Behandeling van renovasculaire hypertensie
Er zijn drie behandelingen voor renovasculaire hypertensie:
- percutane ballonangioplastiek gecombineerd met stenting
- chirurgische correctie van een vernauwde nierslagader
- medicamenteuze behandeling
Patiënten die wachten op een operatie of die geen operatie kunnen ondergaan, worden standaard farmacologisch behandeld.
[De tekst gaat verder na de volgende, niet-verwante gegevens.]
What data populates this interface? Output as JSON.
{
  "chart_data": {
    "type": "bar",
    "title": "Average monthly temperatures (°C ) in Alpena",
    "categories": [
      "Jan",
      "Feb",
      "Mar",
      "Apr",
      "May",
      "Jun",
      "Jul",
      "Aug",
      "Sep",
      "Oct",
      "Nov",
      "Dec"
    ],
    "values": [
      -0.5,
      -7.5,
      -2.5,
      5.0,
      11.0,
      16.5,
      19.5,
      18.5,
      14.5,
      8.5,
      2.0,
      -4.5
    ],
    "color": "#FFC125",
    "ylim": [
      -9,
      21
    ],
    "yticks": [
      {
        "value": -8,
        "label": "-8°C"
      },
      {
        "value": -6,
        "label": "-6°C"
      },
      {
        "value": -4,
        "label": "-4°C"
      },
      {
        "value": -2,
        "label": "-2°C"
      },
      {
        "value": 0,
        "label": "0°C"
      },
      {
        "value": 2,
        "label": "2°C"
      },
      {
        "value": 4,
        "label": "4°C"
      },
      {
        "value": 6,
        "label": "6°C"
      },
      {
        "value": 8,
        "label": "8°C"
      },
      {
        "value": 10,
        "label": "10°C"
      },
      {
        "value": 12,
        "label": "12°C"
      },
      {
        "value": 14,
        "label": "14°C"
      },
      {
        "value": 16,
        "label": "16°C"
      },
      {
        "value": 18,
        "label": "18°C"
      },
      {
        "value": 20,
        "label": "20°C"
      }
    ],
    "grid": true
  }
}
Net als bij de behandeling van essentiële hypertensie worden angiotensineconverterende enzymremmers, calciumkanaalblokkers en bèta-adrenerge blokkers gegeven. Het gebruik van een angiotensineconverterende enzymremmer is echter niet van toepassing op patiënten met TSN van beide of alleen de nieren, omdat dit acuut nierfalen kan veroorzaken.
Chirurgische behandeling bestaat uit de transplantatie van een fragment van de slagader, chirurgische verwijding of herstel van de slagader. Als het echter om een operatie gaat, is het belangrijk om eerst de oorzaak van de vernauwing van de slagader te kennen. Als het bijvoorbeeld wordt veroorzaakt door fibromusculaire dysplasie, zal percutane angioplastiek betere resultaten opleveren. Het omvat het inbrengen van een speciale ballon door de dijbeenslagader om deze te openen, en vervolgens een stent die de slagader in een verwijde staat houdt.
Bij atherosclerose is deze methode effectief wanneer de stenose de hoofdstam aantast en zich niet bij de uitgang van de nierslagader uit de aorta bevindt. In andere gevallen komt het voor dat de plaque terugkomt.